Re: HTML parsing module handles known and unknown encoding
by kennethk (Abbot) on Nov 16, 2011 at 17:45 UTC
    Forgive my ignorance, but how does that following not meet your spec? Obviously I haven't included long characters in the test, but I would like to understand what the trip-ups are for my own education.

    #!/usr/bin/perl -w use strict; require HTML::TreeBuilder; my $tree = HTML::TreeBuilder->new; # empty tree $tree->parse($_) while <DATA>; $tree->eof; $tree->elementify(); # Looking for # <meta http-equiv=Content-Type content="text/html; charset=windows-12 +52"> my $content_type = $tree->look_down( '_tag', 'meta', sub { my $elem = shift; $elem->attr('http-equiv') eq 'Content-Type'; } ); print $content_type->attr('content'), "\n"; __DATA__ <html xmlns:v="urn:schemas-microsoft-com:vml" xmlns:o="urn:schemas-microsoft-com:office:office" xmlns:w="urn:schemas-microsoft-com:office:word" xmlns:m="http://schemas.microsoft.com/office/2004/12/omml" xmlns="http://www.w3.org/TR/REC-html40"> <head> <meta http-equiv=Content-Type content="text/html; charset=windows-1252 +"> <meta name=ProgId content=Word.Document> <meta name=Generator content="Microsoft Word 14"> <meta name=Originator content="Microsoft Word 14"> <link rel=File-List href="junk_files/filelist.xml"> <link rel=themeData href="junk_files/themedata.thmx"> <link rel=colorSchemeMapping href="junk_files/colorschememapping.xml"> </head> <body lang=EN-US style='tab-interval:.5in'> <div class=WordSection1> <p class=MsoNormal>This is some text</p> </div> </body> </html>

      This extracts the content-type from the meta tag, which is a good start, but it's not a complete solution. Here are some additional parts a complete solution will need.
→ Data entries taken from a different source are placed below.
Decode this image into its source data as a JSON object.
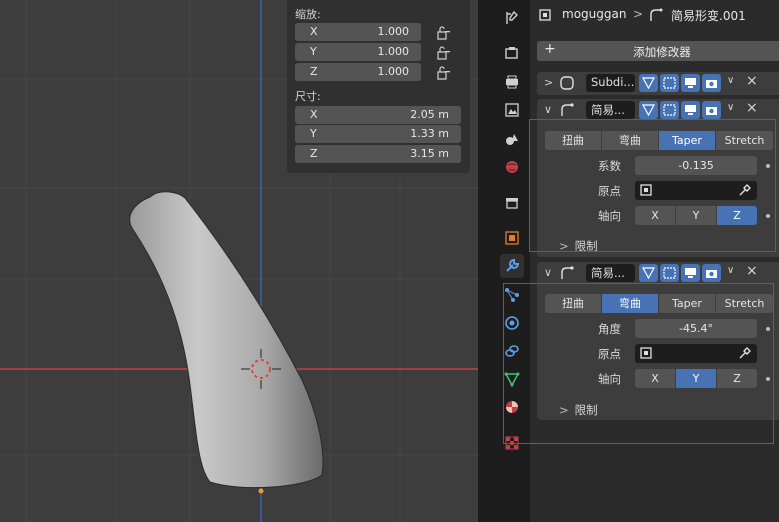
{
  "viewport": {
    "scale": {
      "title": "缩放:",
      "rows": [
        {
          "axis": "X",
          "value": "1.000"
        },
        {
          "axis": "Y",
          "value": "1.000"
        },
        {
          "axis": "Z",
          "value": "1.000"
        }
      ]
    },
    "dimensions": {
      "title": "尺寸:",
      "rows": [
        {
          "axis": "X",
          "value": "2.05 m"
        },
        {
          "axis": "Y",
          "value": "1.33 m"
        },
        {
          "axis": "Z",
          "value": "3.15 m"
        }
      ]
    }
  },
  "properties": {
    "breadcrumb": {
      "object": "moguggan",
      "separator": ">",
      "modifier": "简易形变.001"
    },
    "add_modifier_label": "添加修改器",
    "modifiers": [
      {
        "name": "Subdi...",
        "expanded": false
      },
      {
        "name": "简易...",
        "expanded": true,
        "modes": [
          "扭曲",
          "弯曲",
          "Taper",
          "Stretch"
        ],
        "active_mode": "Taper",
        "param_label": "系数",
        "param_value": "-0.135",
        "origin_label": "原点",
        "axis_label": "轴向",
        "axes": [
          "X",
          "Y",
          "Z"
        ],
        "active_axis": "Z",
        "restrict_label": "限制"
      },
      {
        "name": "简易...",
        "expanded": true,
        "modes": [
          "扭曲",
          "弯曲",
          "Taper",
          "Stretch"
        ],
        "active_mode": "弯曲",
        "param_label": "角度",
        "param_value": "-45.4°",
        "origin_label": "原点",
        "axis_label": "轴向",
        "axes": [
          "X",
          "Y",
          "Z"
        ],
        "active_axis": "Y",
        "restrict_label": "限制"
      }
    ]
  },
  "colors": {
    "accent": "#4772b3",
    "highlight_box": "#e0262e",
    "x_axis": "#c2404a",
    "y_axis": "#3a5fae",
    "origin": "#f39a2a"
  },
  "tabs": [
    "tool-icon",
    "render-icon",
    "output-icon",
    "view-layer-icon",
    "scene-icon",
    "world-icon",
    "collection-icon",
    "object-icon",
    "modifier-icon",
    "particles-icon",
    "physics-icon",
    "constraints-icon",
    "data-icon",
    "material-icon",
    "texture-icon"
  ]
}
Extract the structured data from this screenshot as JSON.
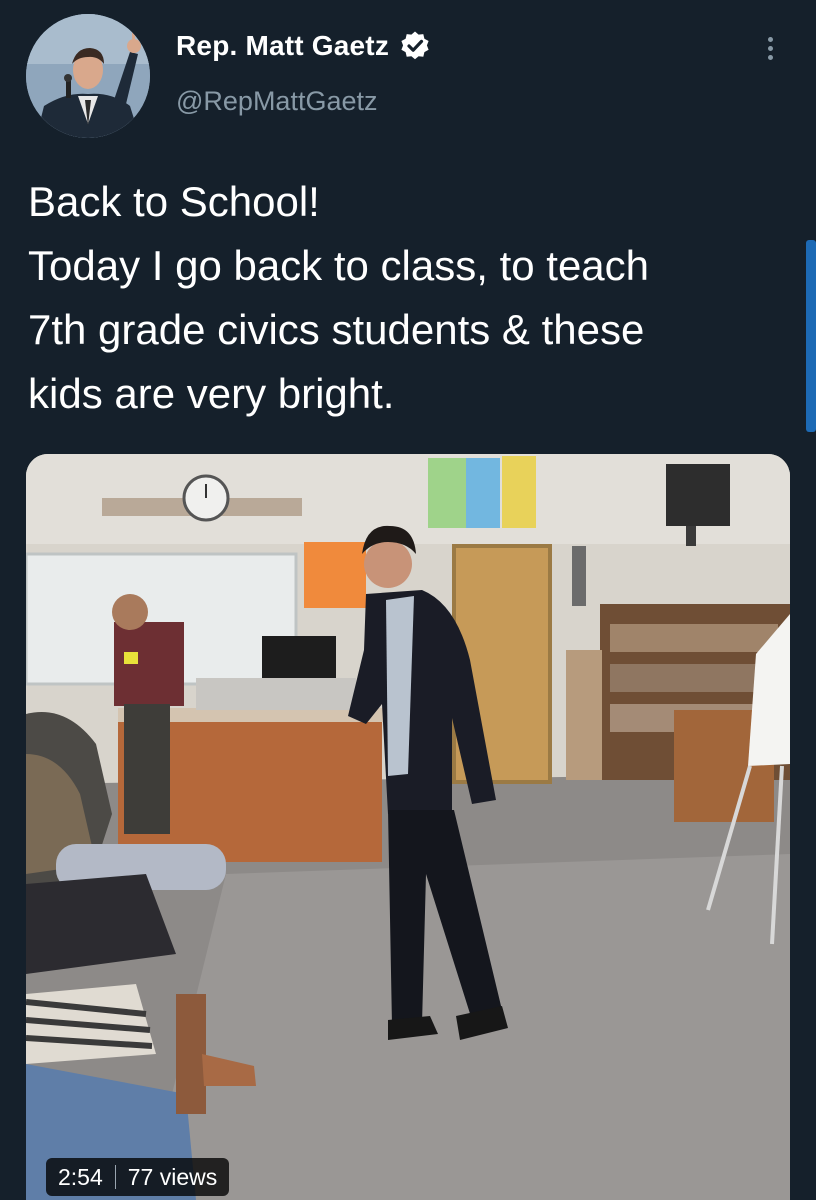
{
  "author": {
    "display_name": "Rep. Matt Gaetz",
    "handle": "@RepMattGaetz",
    "verified": true
  },
  "tweet": {
    "lines": [
      "Back to School!",
      "Today I go back to class, to teach",
      "7th grade civics students & these",
      "kids are very bright."
    ]
  },
  "media": {
    "type": "video",
    "duration": "2:54",
    "views": "77 views"
  },
  "colors": {
    "background": "#15202b",
    "text": "#ffffff",
    "secondary_text": "#8899a6",
    "accent": "#1d9bf0"
  },
  "icons": {
    "verified": "verified-badge-icon",
    "more": "more-vertical-icon"
  }
}
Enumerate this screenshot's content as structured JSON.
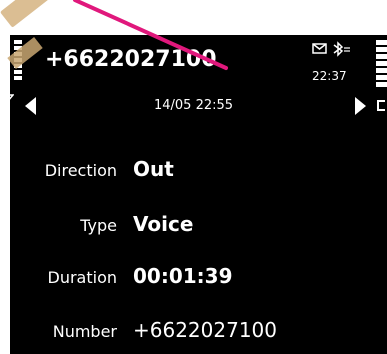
{
  "header": {
    "title": "+6622027100",
    "time": "22:37",
    "status_icons": [
      "envelope-icon",
      "bluetooth-icon"
    ]
  },
  "nav": {
    "date": "14/05 22:55"
  },
  "fields": [
    {
      "label": "Direction",
      "value": "Out"
    },
    {
      "label": "Type",
      "value": "Voice"
    },
    {
      "label": "Duration",
      "value": "00:01:39"
    },
    {
      "label": "Number",
      "value": "+6622027100"
    }
  ],
  "colors": {
    "background": "#000000",
    "text": "#ffffff",
    "annotation": "#e0187c"
  }
}
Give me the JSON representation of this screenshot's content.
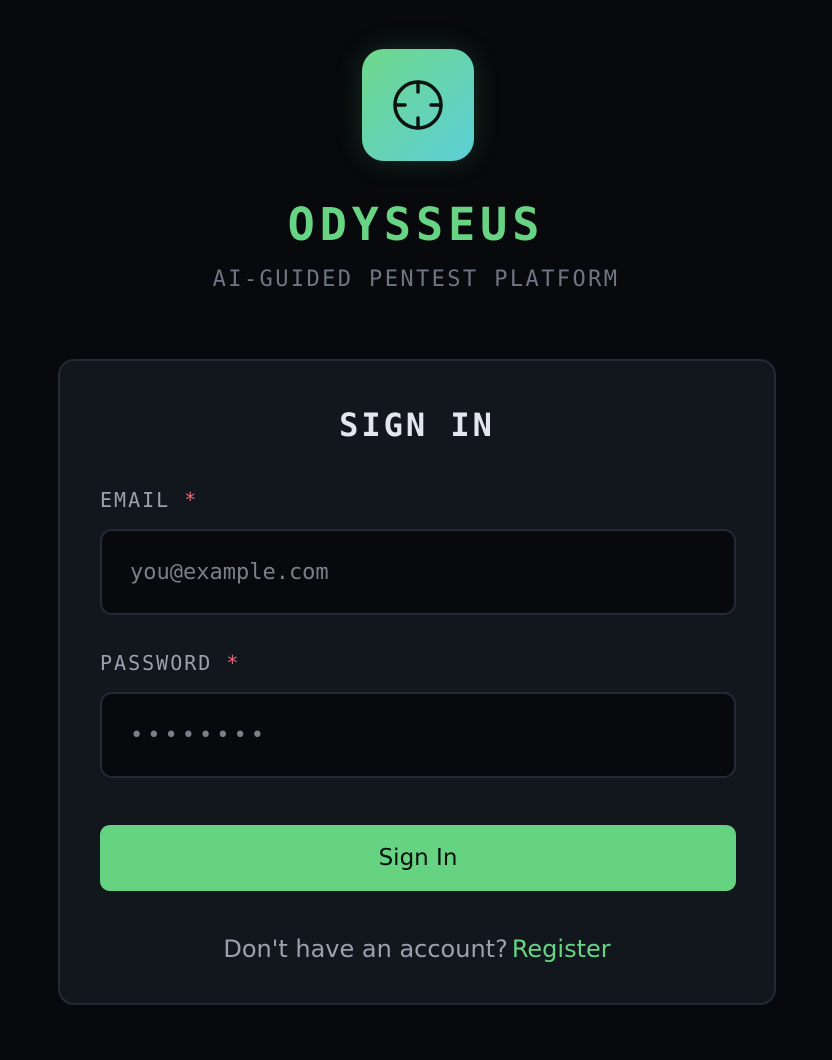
{
  "brand": {
    "name": "ODYSSEUS",
    "tagline": "AI-GUIDED PENTEST PLATFORM",
    "logo_icon": "crosshair-icon",
    "accent_color": "#67d484"
  },
  "signin_card": {
    "title": "SIGN IN",
    "email": {
      "label": "EMAIL",
      "required_mark": "*",
      "placeholder": "you@example.com",
      "value": ""
    },
    "password": {
      "label": "PASSWORD",
      "required_mark": "*",
      "placeholder": "••••••••",
      "value": ""
    },
    "submit_label": "Sign In",
    "register_prompt": "Don't have an account?",
    "register_link": "Register"
  },
  "colors": {
    "background": "#07090c",
    "card": "#12161d",
    "border": "#232a36",
    "required": "#e06c78"
  }
}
      • The biggest problem is that after HTML::TreeBuilder has parsed the whole document, it has resolved character entities (ampersand escapes), so by that time it's too late to know the encoding: you'd have to decode only the part of the text (and attributes) that wasn't generated from entities.
        The simplest solution for this would be to do two passes: first parse the beginning of the document (the HTML draft standard recommends 1024 bytes) to find the encoding from the meta tag, then decode the text of the document and reparse the whole thing. Another solution would be changing HTML::Parser to be able to start decoding the text immediately after the meta tag containing the encoding, but this seems more complicated than reparsing the beginning of the document.
      • You would have to extract the name of the encoding "windows-1252" from the content-type string "text/html; charset=windows-1252" (this part is easy).
      • Once you know the encoding, you will have to decode the input document. You might want to do this even if the document arrives in chunks (for HTML::TreeBuilder has such an API) rather than read from a file.
      • Even before starting to find the meta element specifying the encoding, you will have to check for UTF-16 input.
      • And you will, of course, need an interface where the user can decide between the module detecting the encoding this way versus the caller specifying an encoding.
      • Oh, and as a bonus, you may want this working even if you use only HTML::Parser without HTML::TreeBuilder.